According to the Oracle of Omaha, the difference between gambling and investing lies in understanding the fundamentals of a business.
Technical analysis is based largely on stock price and volume. Traders do not try to predict the future of a business. They don’t look at the underlying activity or the economy, but rather use charts and identify patterns to predict where a stock is going.
Fundamental analysis occurs when an investor assesses a company’s financial condition, performance, competition, and economics to determine its value, and then buys that stock when it trades at a discount.
The casino is open
Buoyed by an influx of pandemic stimulus money, around 20 million new investors have poured their extra money into the US stock market over the past two years, using Reddit and other online communities to promote stories that have drives up the stock price of companies like GameStop 100 times. over a few months.
These stock market rallies were largely based on technical data – a coordinated short squeeze – and not long-term corporate viability. That blind buying helped turn Wall Street into a “gaming parlor,” Buffett said at his company’s April meeting.
Technical analysis is useful for short-term trading and for timing markets, while fundamental analysis is useful for long-term investments, which are less sensitive to the vagaries of the economy.

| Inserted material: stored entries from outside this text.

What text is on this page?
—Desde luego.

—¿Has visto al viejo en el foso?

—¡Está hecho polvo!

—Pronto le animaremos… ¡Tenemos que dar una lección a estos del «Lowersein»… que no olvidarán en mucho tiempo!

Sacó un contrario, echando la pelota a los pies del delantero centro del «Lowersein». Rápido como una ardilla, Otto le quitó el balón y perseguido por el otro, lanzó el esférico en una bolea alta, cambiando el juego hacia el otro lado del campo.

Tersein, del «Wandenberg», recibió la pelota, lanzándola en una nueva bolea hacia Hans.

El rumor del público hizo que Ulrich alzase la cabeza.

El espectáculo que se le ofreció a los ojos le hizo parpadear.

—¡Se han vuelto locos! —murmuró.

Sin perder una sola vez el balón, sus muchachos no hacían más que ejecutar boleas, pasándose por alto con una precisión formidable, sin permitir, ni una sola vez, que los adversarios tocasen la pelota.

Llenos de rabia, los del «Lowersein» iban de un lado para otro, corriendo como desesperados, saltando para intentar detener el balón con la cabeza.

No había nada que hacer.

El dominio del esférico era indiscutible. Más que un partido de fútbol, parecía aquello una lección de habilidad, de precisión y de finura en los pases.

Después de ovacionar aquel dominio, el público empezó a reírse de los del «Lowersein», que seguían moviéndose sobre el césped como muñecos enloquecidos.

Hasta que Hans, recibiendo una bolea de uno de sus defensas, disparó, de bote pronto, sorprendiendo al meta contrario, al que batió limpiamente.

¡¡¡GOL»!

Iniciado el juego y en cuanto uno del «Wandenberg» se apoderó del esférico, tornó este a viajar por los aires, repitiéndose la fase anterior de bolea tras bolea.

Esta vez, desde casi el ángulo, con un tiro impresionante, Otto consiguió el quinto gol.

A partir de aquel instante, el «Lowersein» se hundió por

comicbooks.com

Fundamental analysis doesn’t tell investors much about what will happen in the immediate future, but when it’s time to pull back and get through the tough times, fundamental investing is the way to go, according to the analysts.
Investors aren’t very good at predicting the future, said Steven Check, who runs financial advisory firm Check Capital. They tend to overreact to immediate problems. “The market is irrational in the short run, but it’s always rational in the long run,” Check said. Bubbles grow and burst, but if you consider how a company will perform over the next decade and stick with it, “you will eventually be rewarded,” he said.
“The stock exchange is the only store where when things are on sale, everyone runs out. You don’t want to be one of those people,” added Shawn Cruz, chief strategist at TD Ameritrade. Companies with strong balance sheets, healthy cash balances and growing revenues are likely to be priced discounted right now, he said. “So if you have a long-term view and are looking for specific names, now is a good time to buy quality stocks for your portfolio.”
Good news for the lazy (um, busier) Investors Among Us: Many experts have already done the research for you, and for a small fee you can access it easily. But if you’re following Buffett’s rules, it’s important to do the work yourself and never invest in a business you don’t understand.
A good place to start is to read up on a potential business. Look at who runs the business, what they promote and how. Do you understand the product and do you think it has a place in the future economy? Ask yourself if you would rebuild this business from scratch if the change were made, Check said.
Next, take a look at the company’s financial statements, which are usually available on their websites. Assess your balance sheet. Do their profit and loss statements, cash flow statements, operating costs, income and expenses look healthy? Has net profit increased in recent years? Does the company’s indebtedness seem exorbitant to you?
You’ll also want to take a look at the wider economy and see how a company stacks up against its competitors. You want to invest in companies that stand out and have room for growth, especially in a crowded industry.
Finally, stay informed. Your investment in a business doesn’t end when a deal closes. The economy is changing and your portfolio should too.
Above all, don’t be afraid to stop actively investing. “In my opinion, for most people, the best thing to do is to own the S&P 500 index fund,” Buffett said at his 2020 shareholder meeting. people are paying for advice they really don’t need.”